Вышедши на улицу, незнакомецъ сказалъ пріятнымъ голосомъ : ,
— Вы конечно недавно въ Петербургѣ ?
« Съ годъ,» отвѣчалъ Ломоносовъ. «И въ годъ не могу добиться увидѣть моего благодѣтеля !
—Не удивительно : Архіепископъ всегда занятъ ; а теперь еще онъ и боленъ, очень опасно.
« Опасно боленъ ?
— Да, медики опасаются за жизнь его. Впрочемъ , хотя у него застарѣлая и неизлечимая
болѣзнь, но не такая, отъ которой умираютъ мгновенно. Архіепископъ располагается ѣхать въ Новгородъ.
«Боже мой!
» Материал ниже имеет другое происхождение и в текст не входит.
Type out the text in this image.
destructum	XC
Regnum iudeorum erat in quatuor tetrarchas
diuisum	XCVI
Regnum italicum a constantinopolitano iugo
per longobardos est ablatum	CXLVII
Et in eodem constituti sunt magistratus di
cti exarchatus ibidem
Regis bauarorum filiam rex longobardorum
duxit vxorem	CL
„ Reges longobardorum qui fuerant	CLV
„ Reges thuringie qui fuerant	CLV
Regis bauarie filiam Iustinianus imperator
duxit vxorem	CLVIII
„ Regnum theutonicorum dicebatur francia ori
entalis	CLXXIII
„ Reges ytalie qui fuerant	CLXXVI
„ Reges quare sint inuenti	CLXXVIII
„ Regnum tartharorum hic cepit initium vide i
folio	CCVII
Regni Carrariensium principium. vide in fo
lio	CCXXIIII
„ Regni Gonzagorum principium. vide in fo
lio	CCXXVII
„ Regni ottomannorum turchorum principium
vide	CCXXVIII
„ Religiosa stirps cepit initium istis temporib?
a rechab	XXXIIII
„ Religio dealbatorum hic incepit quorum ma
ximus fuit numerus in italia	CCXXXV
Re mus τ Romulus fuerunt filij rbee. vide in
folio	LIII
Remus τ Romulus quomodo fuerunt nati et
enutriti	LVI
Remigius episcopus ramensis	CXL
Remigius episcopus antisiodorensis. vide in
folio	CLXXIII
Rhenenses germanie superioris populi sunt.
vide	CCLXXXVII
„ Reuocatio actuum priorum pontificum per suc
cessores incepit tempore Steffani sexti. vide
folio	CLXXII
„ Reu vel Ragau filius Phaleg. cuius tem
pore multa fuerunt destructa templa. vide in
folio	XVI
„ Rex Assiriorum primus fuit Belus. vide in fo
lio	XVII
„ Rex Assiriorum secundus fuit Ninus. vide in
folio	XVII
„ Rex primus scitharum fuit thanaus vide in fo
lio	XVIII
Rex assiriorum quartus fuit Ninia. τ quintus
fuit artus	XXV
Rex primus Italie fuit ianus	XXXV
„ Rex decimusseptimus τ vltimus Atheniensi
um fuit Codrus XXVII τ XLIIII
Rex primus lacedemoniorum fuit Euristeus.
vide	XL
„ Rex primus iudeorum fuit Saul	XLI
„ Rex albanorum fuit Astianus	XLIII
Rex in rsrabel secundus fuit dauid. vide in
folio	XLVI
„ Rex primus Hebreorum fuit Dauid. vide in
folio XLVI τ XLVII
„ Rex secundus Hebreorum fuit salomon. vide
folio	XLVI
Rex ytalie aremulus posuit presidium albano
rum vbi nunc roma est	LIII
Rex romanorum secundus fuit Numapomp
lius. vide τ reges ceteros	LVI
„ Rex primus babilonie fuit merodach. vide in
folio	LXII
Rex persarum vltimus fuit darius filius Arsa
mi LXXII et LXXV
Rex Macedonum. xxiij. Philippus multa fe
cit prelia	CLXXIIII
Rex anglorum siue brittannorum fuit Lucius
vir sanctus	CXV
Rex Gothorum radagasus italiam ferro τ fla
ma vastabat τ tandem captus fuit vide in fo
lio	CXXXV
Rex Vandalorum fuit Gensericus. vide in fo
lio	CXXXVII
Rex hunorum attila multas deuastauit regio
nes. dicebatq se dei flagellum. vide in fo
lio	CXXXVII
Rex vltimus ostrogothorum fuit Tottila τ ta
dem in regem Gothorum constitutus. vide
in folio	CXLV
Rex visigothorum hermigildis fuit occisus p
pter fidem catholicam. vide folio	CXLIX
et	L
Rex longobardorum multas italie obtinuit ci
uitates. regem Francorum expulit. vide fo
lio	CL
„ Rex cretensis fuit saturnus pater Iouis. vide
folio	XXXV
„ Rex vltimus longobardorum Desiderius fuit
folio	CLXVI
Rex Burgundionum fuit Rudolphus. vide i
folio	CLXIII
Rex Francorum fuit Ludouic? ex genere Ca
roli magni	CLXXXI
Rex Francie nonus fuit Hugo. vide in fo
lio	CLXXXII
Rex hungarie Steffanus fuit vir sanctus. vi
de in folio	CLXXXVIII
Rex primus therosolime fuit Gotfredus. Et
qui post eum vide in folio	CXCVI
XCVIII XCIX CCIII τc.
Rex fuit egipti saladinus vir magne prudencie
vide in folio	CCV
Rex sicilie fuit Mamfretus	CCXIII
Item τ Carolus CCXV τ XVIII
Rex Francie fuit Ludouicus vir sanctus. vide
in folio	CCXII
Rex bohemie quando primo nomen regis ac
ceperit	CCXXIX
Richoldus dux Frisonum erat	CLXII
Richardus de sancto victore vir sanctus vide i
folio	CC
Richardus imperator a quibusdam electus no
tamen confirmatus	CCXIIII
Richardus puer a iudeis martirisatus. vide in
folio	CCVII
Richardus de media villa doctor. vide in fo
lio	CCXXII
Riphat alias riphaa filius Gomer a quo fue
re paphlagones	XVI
И такъ можетъ служиться, что я не увижу Высокопреосвященнаго !...
— Пріятно встрѣтить такую признательность къ человѣку, котораго называете вы своимъ благодѣтелемъ.
« Онъ истинный мой благодѣтель. Болѣе всѣхъ ему обязанъ я тѣмъ, что продолжаю ученіе въ здѣшней Академической Гимназіи.
— А вы учитесь здѣсь , въ Академической Гимназіи! Радуюсь за васъ: Профессоръ! ваши люди Европейской учености.
« Да, и все Нѣмцы.
— Но развѣ Нѣмецъ, каковъ Эйлеръ, не украшеніе своего новаго отечества ? Рекомендація Бернулли и ученые трактаты, имъ сочиненные , ручаются за него. Всѣ другіе Академики также люди отличныхъ дарованій.
Этотъ разговоръ начиналъ занимать Ломоносова. Онъ съ любопытствомъ спросилъ :
— Конечно вы знаете ихъ всѣхъ ?
« Какъ-же и не знать такихъ людей ! Это цвѣтъ учености въ Европѣ.
— Но позвольте спросить : съ кѣмъ имѣю честь разговаривать ?
« Я Адамъ. Бурхардъ Селлій , учитель Александро-Невской Семинаріи.
— Селлій ? Но вы такъ хорошо говорите по-Русски, что я не подозрѣвалъ-бы въ васъ иностранца.
, « Много чести ! Впрочемъ, я давно въ Россіи,
люблю новое отечество мое , обожаю религію вату , и почелъ первымъ долгомъ выучиться сколько можно Русскому языку.
— Вы сказали : нашу религію ; слѣдовательно вы не принадлежите къ нашему исповѣданію ?
« Я Лютеранинъ.
- — Но какъ-же обучаете вы юношество въ Семинаріи , будучи иновѣрцемъ ?
« Предметъ мой не касается религіи : я учу Латинскому, языку , и еще прежде занималъ эту должность въ школѣ , заведенной Высокопреосвященнымъ Ѳеофаномъ на Карповскомъ Новгородскомъ подворьѣ.
— Такъ вы близки и къ Высокопреосвященному ?
« Три года занимался я въ школѣ подъ его покровительствомъ. Извините, что я такъ много сказываю вамъ о себѣ ; но я хочу чтобы вы знали меня , потому что давно знаю васъ. Архіепископъ описывалъ мнѣ вашу необыкновенную жизнь, вашу любовь къ наукамъ, и успѣхи
въ нихъ. Когда вы назвали себя, я порадовался случаю познакомиться съ вами. Жалѣю, что не зналъ васъ въ Москвѣ.
— А вы были и въ Москвѣ.
« Какъ-же ! я былъ и тамъ учителемъ въ Гимназіи.
Ломоносовъ еще въ первый разъ встрѣтилъ такого привѣтливаго ученаго. Онъ жалѣлъ, что должно было прекратить разговоръ съ Селліемъ ( имъ приходилось идти въ разныя стороны ), и обрадовался, когда умный Датчанинъ пригласилъ его къ себѣ.